Court of Chancery Dismisses Complaint Attacking Merger Transaction
A stockholder complaining about a merger transaction materially enhances her prospects of overcoming a motion to dismiss if she can allege self-dealing by a controlling stockholder or that the transaction involves a change of control, thereby invoking the entire fairness standard of review or enhanced scrutiny.
September 08, 2021 at 09:00 AM
5 minute read
A stockholder complaining about a merger transaction materially enhances her prospects of overcoming a motion to dismiss if she can allege self-dealing by a controlling stockholder or that the transaction involves a change of control, thereby invoking the entire fairness standard of review or enhanced scrutiny. Failing that, properly alleging a violation of a statute could also state a claim. In Flannery v. Genomic Health, C.A. No. 2020-0492-JRS (Del. Ch. August 16, 2021), the Delaware Court of Chancery found plaintiffs failed properly to allege that the transaction at issue involved a self-dealing controlling stockholder, or that Revlon duties applied or that the buyer's entry into a voting agreement with a stockholder with more than a 15% ownership stake after the execution of a merger agreement violated Section 203 of the Delaware General Corporation Law (DGCL). For these reasons, the Court of Chancery granted defendants' motions to dismiss plaintiff's attack on Exact Sciences Corp.'s (buyer or Exact) acquisition by merger of Genomic Health Inc. (Genomic or the company) for cash and stock.
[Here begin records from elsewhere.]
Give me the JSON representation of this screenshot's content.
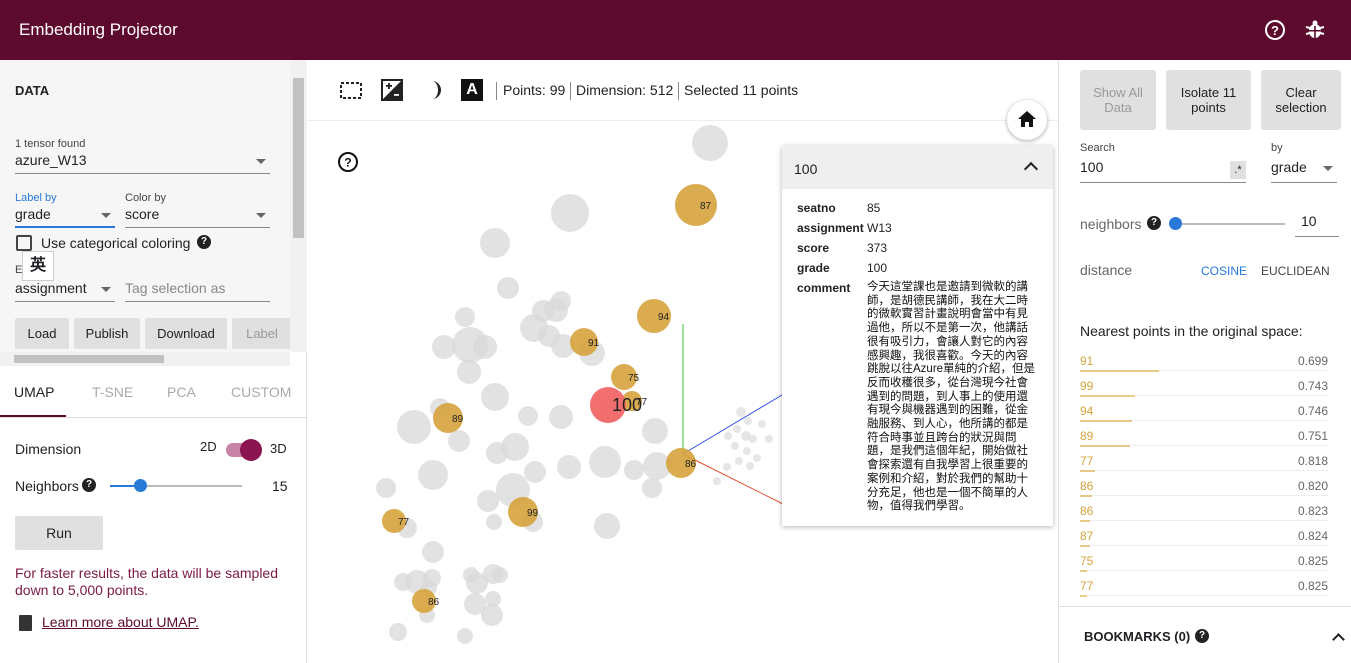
{
  "app": {
    "title": "Embedding Projector"
  },
  "left": {
    "section_title": "DATA",
    "tensor_found": "1 tensor found",
    "tensor_name": "azure_W13",
    "label_by_label": "Label by",
    "label_by_value": "grade",
    "color_by_label": "Color by",
    "color_by_value": "score",
    "categorical_label": "Use categorical coloring",
    "ime_char": "英",
    "edit_by_partial": "E",
    "edit_by_value": "assignment",
    "tag_placeholder": "Tag selection as",
    "buttons": {
      "load": "Load",
      "publish": "Publish",
      "download": "Download",
      "label": "Label"
    },
    "tabs": {
      "umap": "UMAP",
      "tsne": "T-SNE",
      "pca": "PCA",
      "custom": "CUSTOM"
    },
    "dimension_label": "Dimension",
    "dim_2d": "2D",
    "dim_3d": "3D",
    "neighbors_label": "Neighbors",
    "neighbors_value": "15",
    "neighbors_level": 0.23,
    "run_label": "Run",
    "sample_note": "For faster results, the data will be sampled down to 5,000 points.",
    "learn_more": "Learn more about UMAP."
  },
  "toolbar": {
    "points": "Points: 99",
    "dimension": "Dimension: 512",
    "selected": "Selected 11 points"
  },
  "popup": {
    "title": "100",
    "fields": [
      {
        "key": "seatno",
        "value": "85"
      },
      {
        "key": "assignment",
        "value": "W13"
      },
      {
        "key": "score",
        "value": "373"
      },
      {
        "key": "grade",
        "value": "100"
      },
      {
        "key": "comment",
        "value": ""
      }
    ],
    "comment": "今天這堂課也是邀請到微軟的講師，是胡德民講師，我在大二時的微軟實習計畫說明會當中有見過他，所以不是第一次，他講話很有吸引力，會讓人對它的內容感興趣，我很喜歡。今天的內容跳脫以往Azure單純的介紹，但是反而收穫很多，從台灣現今社會遇到的問題，到人事上的使用還有現今與機器遇到的困難，從金融服務、到人心，他所講的都是符合時事並且跨台的狀況與問題，是我們這個年紀，開始做社會探索還有自我學習上很重要的案例和介紹，對於我們的幫助十分充足，他也是一個不簡單的人物，值得我們學習。"
  },
  "scatter": {
    "selected_label": "100",
    "labels": [
      "87",
      "94",
      "91",
      "75",
      "77",
      "89",
      "86",
      "99",
      "77",
      "86"
    ]
  },
  "right": {
    "show_all": "Show All Data",
    "isolate": "Isolate 11 points",
    "clear": "Clear selection",
    "search_label": "Search",
    "search_value": "100",
    "regex": ".*",
    "by_label": "by",
    "by_value": "grade",
    "neighbors_label": "neighbors",
    "neighbors_value": "10",
    "neighbors_level": 0.0,
    "distance_label": "distance",
    "cosine": "COSINE",
    "euclidean": "EUCLIDEAN",
    "nearest_title": "Nearest points in the original space:",
    "nearest": [
      {
        "label": "91",
        "value": "0.699"
      },
      {
        "label": "99",
        "value": "0.743"
      },
      {
        "label": "94",
        "value": "0.746"
      },
      {
        "label": "89",
        "value": "0.751"
      },
      {
        "label": "77",
        "value": "0.818"
      },
      {
        "label": "86",
        "value": "0.820"
      },
      {
        "label": "86",
        "value": "0.823"
      },
      {
        "label": "87",
        "value": "0.824"
      },
      {
        "label": "75",
        "value": "0.825"
      },
      {
        "label": "77",
        "value": "0.825"
      }
    ],
    "bookmarks": "BOOKMARKS (0)"
  },
  "colors": {
    "brand": "#5c0a2d",
    "highlight": "#d6a33c",
    "selected": "#f06767",
    "accent": "#2979d8"
  }
}
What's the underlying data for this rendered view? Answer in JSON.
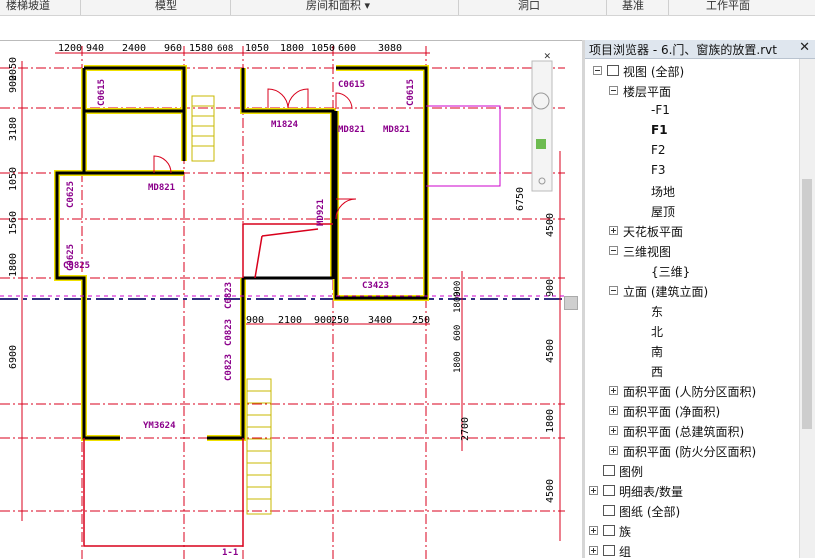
{
  "ribbon": {
    "panels": [
      "楼梯坡道",
      "模型",
      "房间和面积 ▾",
      "洞口",
      "基准",
      "工作平面"
    ]
  },
  "drawing": {
    "dims_top": [
      "1200",
      "940",
      "2400",
      "960",
      "1580",
      "608",
      "1050",
      "1800",
      "1050",
      "600",
      "3080"
    ],
    "dims_mid": [
      "900",
      "2100",
      "900",
      "250",
      "3400",
      "250"
    ],
    "dims_left": [
      "900",
      "2050",
      "3180",
      "1050",
      "1560",
      "1800",
      "6900"
    ],
    "dims_right": [
      "6750",
      "4500",
      "900",
      "4500",
      "1800",
      "4500",
      "2700",
      "1800",
      "600",
      "1800",
      "900"
    ],
    "tags": [
      "C0615",
      "C0615",
      "C0615",
      "C0615",
      "MD821",
      "MD821",
      "MD821",
      "MD921",
      "MD921",
      "M1824",
      "C0625",
      "C0625",
      "C0825",
      "C0823",
      "C0823",
      "C0823",
      "C3423",
      "YM3624",
      "1-1",
      "1-1"
    ]
  },
  "browser": {
    "title": "项目浏览器 - 6.门、窗族的放置.rvt",
    "close": "✕",
    "items": [
      {
        "label": "视图 (全部)",
        "toggle": "minus",
        "icon": true
      },
      {
        "label": "楼层平面",
        "toggle": "minus"
      },
      {
        "label": "-F1"
      },
      {
        "label": "F1",
        "bold": true
      },
      {
        "label": "F2"
      },
      {
        "label": "F3"
      },
      {
        "label": "场地"
      },
      {
        "label": "屋顶"
      },
      {
        "label": "天花板平面",
        "toggle": "plus"
      },
      {
        "label": "三维视图",
        "toggle": "minus"
      },
      {
        "label": "{三维}"
      },
      {
        "label": "立面 (建筑立面)",
        "toggle": "minus"
      },
      {
        "label": "东"
      },
      {
        "label": "北"
      },
      {
        "label": "南"
      },
      {
        "label": "西"
      },
      {
        "label": "面积平面 (人防分区面积)",
        "toggle": "plus"
      },
      {
        "label": "面积平面 (净面积)",
        "toggle": "plus"
      },
      {
        "label": "面积平面 (总建筑面积)",
        "toggle": "plus"
      },
      {
        "label": "面积平面 (防火分区面积)",
        "toggle": "plus"
      },
      {
        "label": "图例",
        "icon": true
      },
      {
        "label": "明细表/数量",
        "toggle": "plus",
        "icon": true
      },
      {
        "label": "图纸 (全部)",
        "icon": true
      },
      {
        "label": "族",
        "toggle": "plus",
        "icon": true
      },
      {
        "label": "组",
        "toggle": "plus",
        "icon": true
      }
    ]
  },
  "colors": {
    "wall": "#000000",
    "wall_highlight": "#f0e100",
    "grid": "#d8001c",
    "annotation": "#8b008b",
    "browser_header": "#dfe6ee"
  }
}
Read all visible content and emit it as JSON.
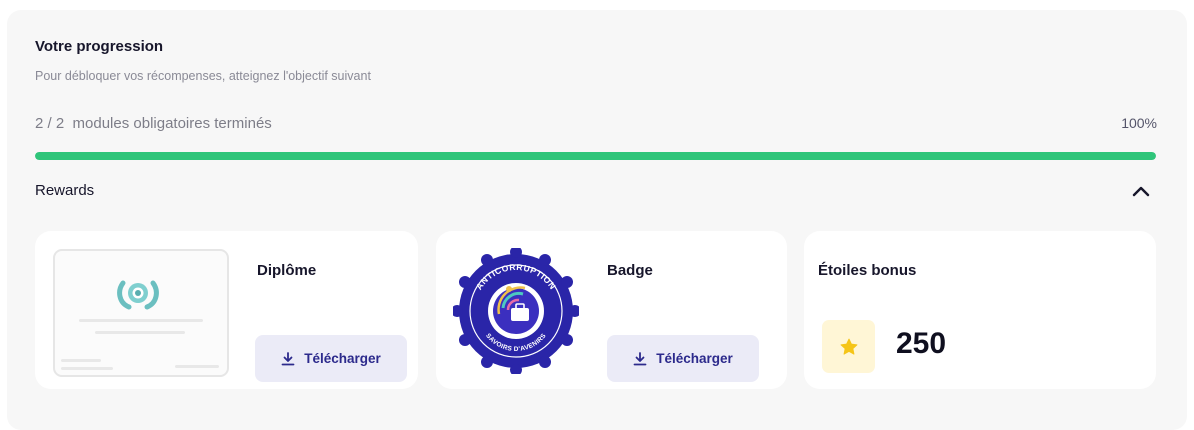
{
  "progress": {
    "title": "Votre progression",
    "subtitle": "Pour débloquer vos récompenses, atteignez l'objectif suivant",
    "label": "2 / 2  modules obligatoires terminés",
    "percent_text": "100%",
    "fraction": 1.0,
    "color": "#2fc57a"
  },
  "rewards": {
    "label": "Rewards",
    "toggle_icon": "chevron-up-icon",
    "cards": {
      "diplome": {
        "title": "Diplôme",
        "button_label": "Télécharger",
        "button_icon": "download-icon",
        "thumbnail": "diploma-preview"
      },
      "badge": {
        "title": "Badge",
        "button_label": "Télécharger",
        "button_icon": "download-icon",
        "badge_top_text": "ANTICORRUPTION",
        "badge_bottom_text": "SAVOIRS D'AVENIRS"
      },
      "stars": {
        "title": "Étoiles bonus",
        "value": "250",
        "icon": "star-icon"
      }
    }
  },
  "colors": {
    "accent": "#2c2a8c",
    "button_bg": "#ebebf7",
    "progress": "#2fc57a",
    "star": "#f5c518",
    "badge_border": "#2a25a8"
  }
}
Court of Chancery Rejects Plaintiff's Attempt to Plead That the Merger Involved a Self-Dealing Controller
The court had little trouble disposing of plaintiff's claim that entities which held a 25% voting interest, with only two of eight board seats and no history of meddling in the Company's day-to day operations, exercised general control of Genomic. The court found equally unavailing plaintiff's allegations that that minority stockholder nonetheless controlled the company's decision-making for the merger. Problematic for the plaintiff was her allegation that the buyer "showed up unsolicited and unannounced," and therefore not at the behest of the minority stockholder, and the lack of well-pleaded allegations that the minority stockholder thereafter exercised control over the merger negotiations. The court found lacking as well the plaintiff's attempts to convert relationships the minority stockholder had at other companies with five members of the board into sufficient allegations of dominance and control when the allegations did not suggest unilateral power or even substantial sway over the directors' livelihoods. Finally, even were that not so, the court found that the plaintiff's allegations that the minority stockholder wanted, as opposed to needed, to sell insufficient to reflect a divergent interest in liquidity such that the minority stockholder did not share an interest in obtaining the highest possible price in the transaction. Therefore, the court found those allegations insufficient to require an entire fairness standard of review.